I would argue that theory is a critical part of the research process and is therefore research.

There’s of course a line between simply coming up with ideas that are quickly provably wrong or inconsistent vs generating ideas that are consistent and not quickly falsified. It’s especially valuable the ideas are falsifiable and it seems like this is the case here.

As such, theory finds patterns in existing knowns, makes some leaps and tries to connect them. Then empirical evidence can help solidify or falsify those ideas. But we tend not to just connect dots of empirical data without attempting to know the casual relationship, otherwise the connections can be rather nonsensical or may have weak predictive power.

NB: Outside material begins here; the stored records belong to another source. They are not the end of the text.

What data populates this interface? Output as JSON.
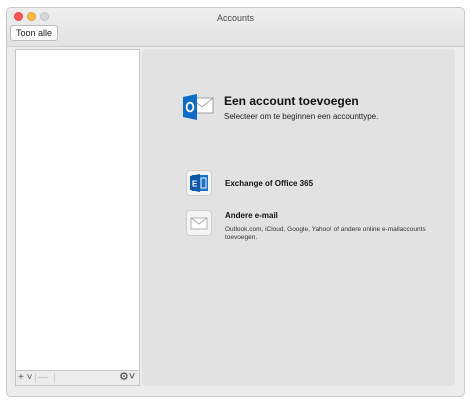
{
  "window": {
    "title": "Accounts"
  },
  "toolbar": {
    "show_all_label": "Toon alle"
  },
  "sidebar": {
    "add_label": "+ ˅",
    "remove_label": "—",
    "gear_label": "⚙˅"
  },
  "main": {
    "hero": {
      "title": "Een account toevoegen",
      "subtitle": "Selecteer om te beginnen een accounttype."
    },
    "options": [
      {
        "label": "Exchange of Office 365",
        "icon": "exchange-icon"
      },
      {
        "label": "Andere e-mail",
        "description": "Outlook.com, iCloud, Google, Yahoo! of andere online e-mailaccounts toevoegen.",
        "icon": "envelope-icon"
      }
    ]
  },
  "colors": {
    "outlook_blue": "#0f6cc4",
    "exchange_blue": "#1f71c7",
    "close": "#fc5753",
    "minimize": "#fdbc40"
  }
}
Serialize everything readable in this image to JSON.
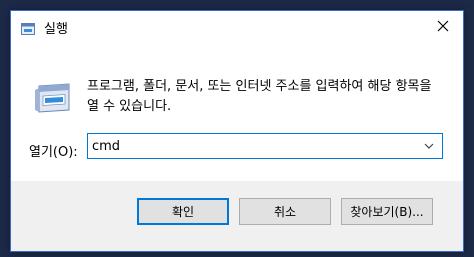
{
  "window": {
    "title": "실행",
    "close_icon": "close-icon"
  },
  "dialog": {
    "description": "프로그램, 폴더, 문서, 또는 인터넷 주소를 입력하여 해당 항목을 열 수 있습니다.",
    "open_label": "열기(O):",
    "open_value": "cmd"
  },
  "buttons": {
    "ok": "확인",
    "cancel": "취소",
    "browse": "찾아보기(B)..."
  },
  "colors": {
    "accent": "#0078d7",
    "footer": "#f0f0f0",
    "button": "#e1e1e1"
  }
}
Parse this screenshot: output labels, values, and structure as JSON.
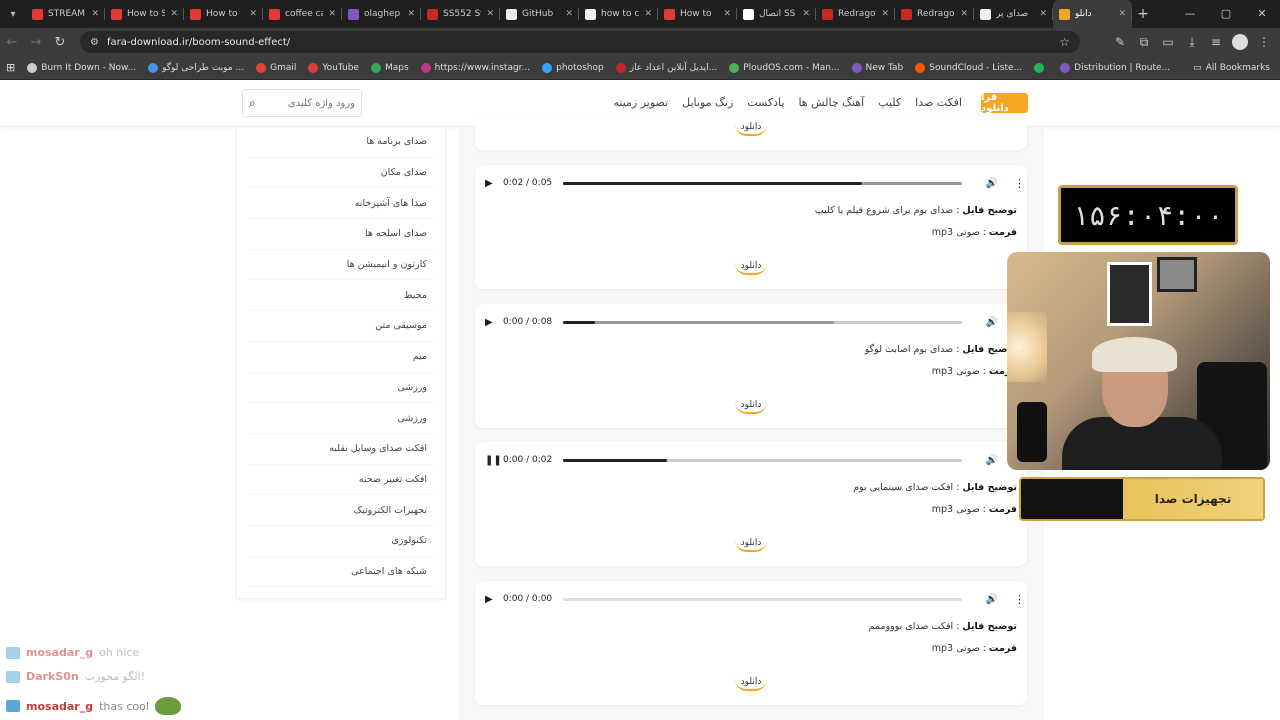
{
  "browser": {
    "tabs": [
      {
        "title": "STREAM",
        "color": "#e53935"
      },
      {
        "title": "How to S",
        "color": "#e53935"
      },
      {
        "title": "How to",
        "color": "#e53935"
      },
      {
        "title": "coffee ca",
        "color": "#e53935"
      },
      {
        "title": "olaghep",
        "color": "#7e57c2"
      },
      {
        "title": "SS552 St",
        "color": "#c62828"
      },
      {
        "title": "GitHub",
        "color": "#eeeeee"
      },
      {
        "title": "how to c",
        "color": "#eeeeee"
      },
      {
        "title": "How to",
        "color": "#e53935"
      },
      {
        "title": "اتصال SS",
        "color": "#ffffff"
      },
      {
        "title": "Redrago",
        "color": "#c62828"
      },
      {
        "title": "Redrago",
        "color": "#c62828"
      },
      {
        "title": "صدای پر",
        "color": "#eeeeee"
      },
      {
        "title": "دانلو",
        "color": "#f5a623",
        "active": true
      }
    ],
    "url": "fara-download.ir/boom-sound-effect/",
    "bookmarks": [
      {
        "label": "Burn It Down - Now...",
        "color": "#cccccc"
      },
      {
        "label": "موبت طراحی لوگو ...",
        "color": "#4a90e2"
      },
      {
        "label": "Gmail",
        "color": "#ea4335"
      },
      {
        "label": "YouTube",
        "color": "#e53935"
      },
      {
        "label": "Maps",
        "color": "#34a853"
      },
      {
        "label": "https://www.instagr...",
        "color": "#c13584"
      },
      {
        "label": "photoshop",
        "color": "#31a8ff"
      },
      {
        "label": "ایدیل آنلاین اعداد عاز...",
        "color": "#c62828"
      },
      {
        "label": "PloudOS.com - Man...",
        "color": "#4caf50"
      },
      {
        "label": "New Tab",
        "color": "#7e57c2"
      },
      {
        "label": "SoundCloud - Liste...",
        "color": "#ff5500"
      },
      {
        "label": "",
        "color": "#1db954"
      },
      {
        "label": "Distribution | Route...",
        "color": "#7e57c2"
      }
    ],
    "all_bookmarks": "All Bookmarks"
  },
  "site": {
    "logo": "فرا دانلود",
    "nav": [
      "افکت صدا",
      "کلیپ",
      "آهنگ چالش ها",
      "پادکست",
      "زنگ موبایل",
      "تصویر زمینه"
    ],
    "search_placeholder": "ورود واژه کلیدی"
  },
  "sidebar": {
    "items": [
      "صدای برنامه ها",
      "صدای مکان",
      "صدا های آشپزخانه",
      "صدای اسلحه ها",
      "کارتون و انیمیشن ها",
      "محیط",
      "موسیقی متن",
      "میم",
      "ورزشی",
      "ورزشی",
      "افکت صدای وسایل نقلیه",
      "افکت تغییر صحنه",
      "تجهیزات الکترونیک",
      "تکنولوژی",
      "شبکه های اجتماعی"
    ]
  },
  "cards": [
    {
      "time": "0:02 / 0:05",
      "progress": 0.75,
      "buffered": 1.0,
      "playing": false,
      "disabled": false,
      "desc_label": "توضیح فایل",
      "desc": "صدای بوم برای شروع فیلم یا کلیپ",
      "format_label": "فرمت",
      "format": "صوتی mp3",
      "download": "دانلود"
    },
    {
      "time": "0:00 / 0:08",
      "progress": 0.08,
      "buffered": 0.68,
      "playing": false,
      "disabled": false,
      "desc_label": "توضیح فایل",
      "desc": "صدای بوم اصابت لوگو",
      "format_label": "فرمت",
      "format": "صوتی mp3",
      "download": "دانلود"
    },
    {
      "time": "0:00 / 0:02",
      "progress": 0.26,
      "buffered": 0.26,
      "playing": true,
      "disabled": false,
      "desc_label": "توضیح فایل",
      "desc": "افکت صدای سینمایی بوم",
      "format_label": "فرمت",
      "format": "صوتی mp3",
      "download": "دانلود"
    },
    {
      "time": "0:00 / 0:00",
      "progress": 0,
      "buffered": 0,
      "playing": false,
      "disabled": true,
      "desc_label": "توضیح فایل",
      "desc": "افکت صدای بوووممم",
      "format_label": "فرمت",
      "format": "صوتی mp3",
      "download": "دانلود"
    }
  ],
  "top_download": "دانلود",
  "overlay": {
    "timer": "۱۵۶:۰۴:۰۰",
    "banner": "تجهیزات صدا"
  },
  "chat": [
    {
      "user": "mosadar_g",
      "msg": "oh nice",
      "faded": true
    },
    {
      "user": "DarkS0n",
      "msg": "الگو محورت!",
      "faded": true
    },
    {
      "user": "mosadar_g",
      "msg": "thas cool",
      "faded": false
    }
  ]
}
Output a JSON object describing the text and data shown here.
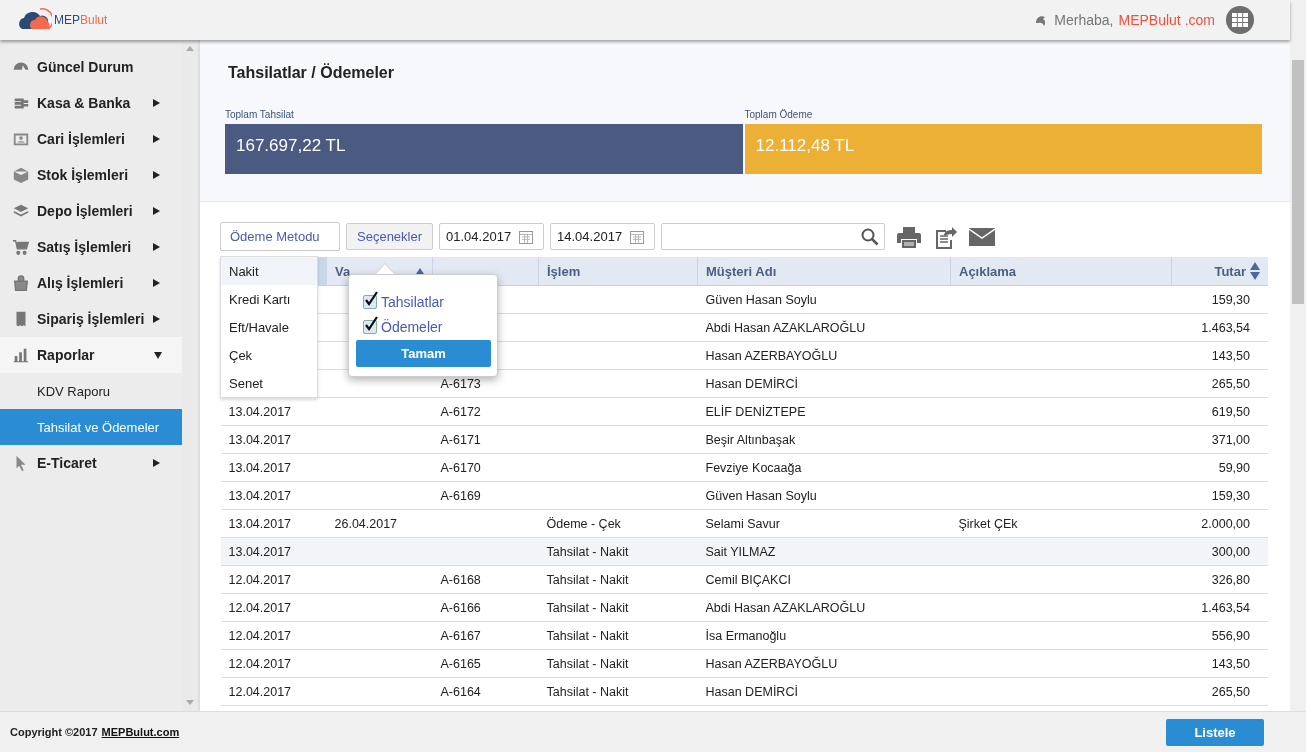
{
  "header": {
    "logo": {
      "part_1": "MEP",
      "part_2": "Bulut"
    },
    "greeting": "Merhaba,",
    "user": "MEPBulut .com"
  },
  "sidebar": {
    "items": [
      {
        "label": "Güncel Durum"
      },
      {
        "label": "Kasa & Banka",
        "expanded": false
      },
      {
        "label": "Cari İşlemleri",
        "expanded": false
      },
      {
        "label": "Stok İşlemleri",
        "expanded": false
      },
      {
        "label": "Depo İşlemleri",
        "expanded": false
      },
      {
        "label": "Satış İşlemleri",
        "expanded": false
      },
      {
        "label": "Alış İşlemleri",
        "expanded": false
      },
      {
        "label": "Sipariş İşlemleri",
        "expanded": false
      },
      {
        "label": "Raporlar",
        "expanded": true,
        "children": [
          {
            "label": "KDV Raporu",
            "selected": false
          },
          {
            "label": "Tahsilat ve Ödemeler",
            "selected": true
          }
        ]
      },
      {
        "label": "E-Ticaret",
        "expanded": false
      }
    ]
  },
  "page_title": "Tahsilatlar / Ödemeler",
  "totals": [
    {
      "label": "Toplam Tahsilat",
      "value": "167.697,22 TL",
      "color": "#4a5a80"
    },
    {
      "label": "Toplam Ödeme",
      "value": "12.112,48 TL",
      "color": "#ebb035"
    }
  ],
  "toolbar": {
    "method_dropdown": "Ödeme Metodu",
    "options_button": "Seçenekler",
    "date_from": "01.04.2017",
    "date_to": "14.04.2017"
  },
  "method_menu": [
    {
      "label": "Nakit",
      "selected": true
    },
    {
      "label": "Kredi Kartı",
      "selected": false
    },
    {
      "label": "Eft/Havale",
      "selected": false
    },
    {
      "label": "Çek",
      "selected": false
    },
    {
      "label": "Senet",
      "selected": false
    }
  ],
  "options_popup": {
    "checkboxes": [
      {
        "label": "Tahsilatlar",
        "checked": true
      },
      {
        "label": "Ödemeler",
        "checked": true
      }
    ],
    "button": "Tamam"
  },
  "table": {
    "columns": [
      {
        "kind": "sorted"
      },
      {
        "label": "Va",
        "kind": "sort_up"
      },
      {
        "kind": "plain"
      },
      {
        "label": "İşlem",
        "kind": "plain"
      },
      {
        "label": "Müşteri Adı",
        "kind": "plain"
      },
      {
        "label": "Açıklama",
        "kind": "plain"
      },
      {
        "label": "Tutar",
        "kind": "sortable"
      }
    ],
    "rows": [
      {
        "customer": "Güven Hasan Soylu",
        "amount": "159,30",
        "selected": false
      },
      {
        "customer": "Abdi Hasan AZAKLAROĞLU",
        "amount": "1.463,54",
        "selected": false
      },
      {
        "customer": "Hasan AZERBAYOĞLU",
        "amount": "143,50",
        "selected": false
      },
      {
        "doc": "A-6173",
        "customer": "Hasan DEMİRCİ",
        "amount": "265,50",
        "selected": false
      },
      {
        "date": "13.04.2017",
        "doc": "A-6172",
        "customer": "ELİF DENİZTEPE",
        "amount": "619,50",
        "selected": false
      },
      {
        "date": "13.04.2017",
        "doc": "A-6171",
        "customer": "Beşir Altınbaşak",
        "amount": "371,00",
        "selected": false
      },
      {
        "date": "13.04.2017",
        "doc": "A-6170",
        "customer": "Fevziye Kocaağa",
        "amount": "59,90",
        "selected": false
      },
      {
        "date": "13.04.2017",
        "doc": "A-6169",
        "customer": "Güven Hasan Soylu",
        "amount": "159,30",
        "selected": false
      },
      {
        "date": "13.04.2017",
        "due": "26.04.2017",
        "type": "Ödeme - Çek",
        "customer": "Selami Savur",
        "note": "Şirket ÇEk",
        "amount": "2.000,00",
        "selected": false
      },
      {
        "date": "13.04.2017",
        "type": "Tahsilat - Nakit",
        "customer": "Sait YILMAZ",
        "amount": "300,00",
        "selected": true
      },
      {
        "date": "12.04.2017",
        "doc": "A-6168",
        "type": "Tahsilat - Nakit",
        "customer": "Cemil BIÇAKCI",
        "amount": "326,80",
        "selected": false
      },
      {
        "date": "12.04.2017",
        "doc": "A-6166",
        "type": "Tahsilat - Nakit",
        "customer": "Abdi Hasan AZAKLAROĞLU",
        "amount": "1.463,54",
        "selected": false
      },
      {
        "date": "12.04.2017",
        "doc": "A-6167",
        "type": "Tahsilat - Nakit",
        "customer": "İsa Ermanoğlu",
        "amount": "556,90",
        "selected": false
      },
      {
        "date": "12.04.2017",
        "doc": "A-6165",
        "type": "Tahsilat - Nakit",
        "customer": "Hasan AZERBAYOĞLU",
        "amount": "143,50",
        "selected": false
      },
      {
        "date": "12.04.2017",
        "doc": "A-6164",
        "type": "Tahsilat - Nakit",
        "customer": "Hasan DEMİRCİ",
        "amount": "265,50",
        "selected": false
      }
    ]
  },
  "footer": {
    "copyright": "Copyright ©2017",
    "link": "MEPBulut.com",
    "button": "Listele"
  }
}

With all that said I didn’t read the paper in detail nor am I qualified in this domain to say if it’s quackery or a reasonable shot a developing some new theory. It is peer reviewed and published in APS so I suspect it’s not complete quackery: https://journals.aps.org/prd/abstract/10.1103/PhysRevD.111.1...

A research paper makes use of multiple sources of known provenance and various degrees of authority and relevance. It tries to establish a consensus of knowledge, as close to fact as possible. The phrase "research suggests" is an appeal to authority that implies some kind of academic rigor. A theory paper, which is still useful and important, can be published without any kind of authority. You can just make things up.